Lando Norris n’a pas caché son enthousiasme lors de la présentation de la livrée qu’utilisera McLaren F1 cette année. Le champion du monde en titre a évidemment hâte de lancer la nouvelle année durant laquelle il va arborer le numéro 1 sur sa MCL40.
Interrogé sur la livrée 2026 de son équipe, il s’est félicité de franchir cette nouvelle étape, tout en se rappelant à quel point la saison 2025 a été une aventure exceptionnelle pour lui et son équipe.
"C’est beau ! C’est incroyable. Quand je regarde toute la saison, l’aventure que ça a été, avec les victoires à Monaco, à Silverstone, le titre mondial des constructeurs, il y a eu de très beaux moments, d’autres difficiles, mais la terminer comme ça à Abu Dhabi était parfait" a déclaré Norris avant de détailler la préparation.
"On est toujours impatients de commencer une saison même si la fin de la précédente n’était pas il y a si longtemps. Mais on a beaucoup de choses à voir pendant ces tests de Bahreïn, ces voitures sont nouvelles, mais j’ai surtout hâte d’être à Melbourne et de lancer la saison."
"On se prépare en quelque sorte de la même manière, dans le simulateur il y a eu du travail sur les procédures. Normalement, on cherche à comprendre ce qui allait bien ou non l’année d’avant, mais là, on a dû travailler sur les nouvelles choses, notamment le volant."
Devant la décoration de la MCL40, le Britannique s’est félicité d’une identité en continuité des dernières saisons : "Quelques petits changements mais on garde le papaya, on ne change pas grand chose. J’ai adoré notre livrée de tests, mais on doit garder ces couleurs."
Norris reconnait qu’il faudra du travail pour comprendre les nouvelles monoplaces, mais il y a déjà une identification claire de ce qui change et qui représentera un défi sur ces voitures, très différentes des F1 récentes.
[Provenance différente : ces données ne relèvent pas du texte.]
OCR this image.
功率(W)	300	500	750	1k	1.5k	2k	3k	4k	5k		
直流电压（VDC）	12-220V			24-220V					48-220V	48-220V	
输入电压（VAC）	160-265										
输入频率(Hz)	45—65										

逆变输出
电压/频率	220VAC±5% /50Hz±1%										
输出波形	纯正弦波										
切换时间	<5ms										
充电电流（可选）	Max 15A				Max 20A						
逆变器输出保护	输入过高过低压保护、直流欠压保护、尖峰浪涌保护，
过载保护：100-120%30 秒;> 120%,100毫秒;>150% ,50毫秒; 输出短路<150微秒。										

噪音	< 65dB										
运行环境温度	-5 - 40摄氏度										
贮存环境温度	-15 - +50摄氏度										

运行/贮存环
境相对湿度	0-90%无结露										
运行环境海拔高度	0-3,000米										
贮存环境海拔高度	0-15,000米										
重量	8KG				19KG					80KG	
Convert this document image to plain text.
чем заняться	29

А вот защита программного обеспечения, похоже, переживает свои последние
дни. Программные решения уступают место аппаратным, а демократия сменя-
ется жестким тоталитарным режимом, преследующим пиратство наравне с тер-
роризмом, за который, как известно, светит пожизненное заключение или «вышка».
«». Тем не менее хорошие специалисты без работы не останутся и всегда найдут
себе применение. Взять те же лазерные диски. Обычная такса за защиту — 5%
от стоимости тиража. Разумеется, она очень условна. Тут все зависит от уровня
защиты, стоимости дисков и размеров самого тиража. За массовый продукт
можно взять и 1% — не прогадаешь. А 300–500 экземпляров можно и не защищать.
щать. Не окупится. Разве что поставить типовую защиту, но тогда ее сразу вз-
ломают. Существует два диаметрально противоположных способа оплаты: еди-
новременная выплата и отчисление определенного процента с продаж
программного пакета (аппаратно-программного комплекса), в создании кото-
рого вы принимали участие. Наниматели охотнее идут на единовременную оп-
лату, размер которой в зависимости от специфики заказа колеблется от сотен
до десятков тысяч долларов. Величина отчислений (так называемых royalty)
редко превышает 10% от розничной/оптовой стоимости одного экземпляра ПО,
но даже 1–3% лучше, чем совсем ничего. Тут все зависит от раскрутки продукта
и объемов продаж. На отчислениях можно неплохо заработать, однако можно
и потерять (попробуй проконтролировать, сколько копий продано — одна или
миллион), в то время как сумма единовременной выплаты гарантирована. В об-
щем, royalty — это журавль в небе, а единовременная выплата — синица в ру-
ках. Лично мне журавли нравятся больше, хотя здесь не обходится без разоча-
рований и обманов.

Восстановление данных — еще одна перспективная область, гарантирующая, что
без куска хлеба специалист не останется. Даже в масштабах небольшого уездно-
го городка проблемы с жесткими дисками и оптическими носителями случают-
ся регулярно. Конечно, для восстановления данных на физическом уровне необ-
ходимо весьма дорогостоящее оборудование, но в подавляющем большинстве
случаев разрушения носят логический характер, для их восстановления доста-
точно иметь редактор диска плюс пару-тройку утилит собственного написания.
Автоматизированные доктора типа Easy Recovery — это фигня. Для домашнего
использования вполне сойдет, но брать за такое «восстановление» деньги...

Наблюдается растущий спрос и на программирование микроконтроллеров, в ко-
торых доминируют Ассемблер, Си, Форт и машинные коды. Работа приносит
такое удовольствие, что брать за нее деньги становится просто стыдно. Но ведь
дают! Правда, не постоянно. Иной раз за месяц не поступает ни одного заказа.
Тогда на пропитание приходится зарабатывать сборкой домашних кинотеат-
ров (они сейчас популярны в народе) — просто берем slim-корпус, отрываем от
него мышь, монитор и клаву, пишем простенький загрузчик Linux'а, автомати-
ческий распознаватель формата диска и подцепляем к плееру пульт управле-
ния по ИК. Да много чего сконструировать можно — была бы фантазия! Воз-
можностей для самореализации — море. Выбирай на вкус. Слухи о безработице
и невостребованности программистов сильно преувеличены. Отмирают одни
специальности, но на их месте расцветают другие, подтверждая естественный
"C’est différent de toutes les voitures que j’ai pilotées, on dirait un peu plus une F2 avec plus de puissance, moins de grip, et ça va être un défi derrière le volant, ce qui est excitant car c’est notre métier de piloter."
Moins de grip et plus de puissance, un cocktail détonnant sur piste mouillée : "C’est dans l’esprit de tout le monde, surtout que la course de Melbourne l’an dernier était le chaos, et si on n’a pas de tests d’ici là sous la pluie ce sera un très gros défi pour tout le monde."
Oscar Piastri a expliqué qu’il a passé un bon hiver, même si la pause a été courte, et il explique en quoi 2026 sera difficile : "J’ai hâte de recommencer, ça m’a fait du bien de rentrer à la maison, de passer du temps avec ma famille, avec mes amis, et je suis prêt à recommencer !"
"Ce sera un très gros défi, les voitures changent, mais ce sont surtout les moteurs. Il y a beaucoup de différences et c’est ce qu’on va voir pendant ces essais, il y a énormément de choses auxquelles s’habituer."
"Les nouvelles réglementations nous posent un défi de taille, mais j’aborde cette année avec beaucoup d’optimisme et je suis prêt à relever les défis de cette nouvelle ère. Nous avons tiré de nombreux enseignements de l’année dernière, je me sens donc plus fort que jamais et j’ai hâte de voir ce que nous pouvons accomplir cette année."
"Il y aura bien plus d’importance du côté électrique du moteur, davantage de puissance venant de la batterie et ce sera plus dynamique donc on devra garder un oeil dessus. Mais l’objectif d’être le plus rapide reste le même, il y aura simplement plus de travail sur le pilotage."
Devant la décoration de la MCL40, l’Australien a aussi été satisfait, avant de préciser les difficultés de la réglementation : "Elle est magnifique, il y a un peu plus d’orange cette année, surtout à l’avant. On garde une livrée qui nous a réussi ces dernières années, quelques petites différences mais c’est proche."
"C’était bien de revenir en piste, l’expérience est différente sous plusieurs angles, mais au final c’est toujours une voiture de F1, c’est rapide, l’accélération de ces moteurs est impressionnante, et ça va être bien de reprendre le volant à Bahreïn avant d’aller à Melbourne."
Avec ces monoplaces plus courtes, plus étroites et plus légères, l’expérience de pilotage sera évidemment meilleure, notamment sur les tracés qui étaient très difficiles à aborder avec les gros gabarits précédents.
"Les circuits plus étroits et plus lents seront plus agréables dans ces voitures, comme Monaco, Singapour, ce sera plus sympa pour les voitures. Les circuits plus rapides étaient ceux où les anciennes voitures étaient impressionnantes, donc on verra ce qu’il en est."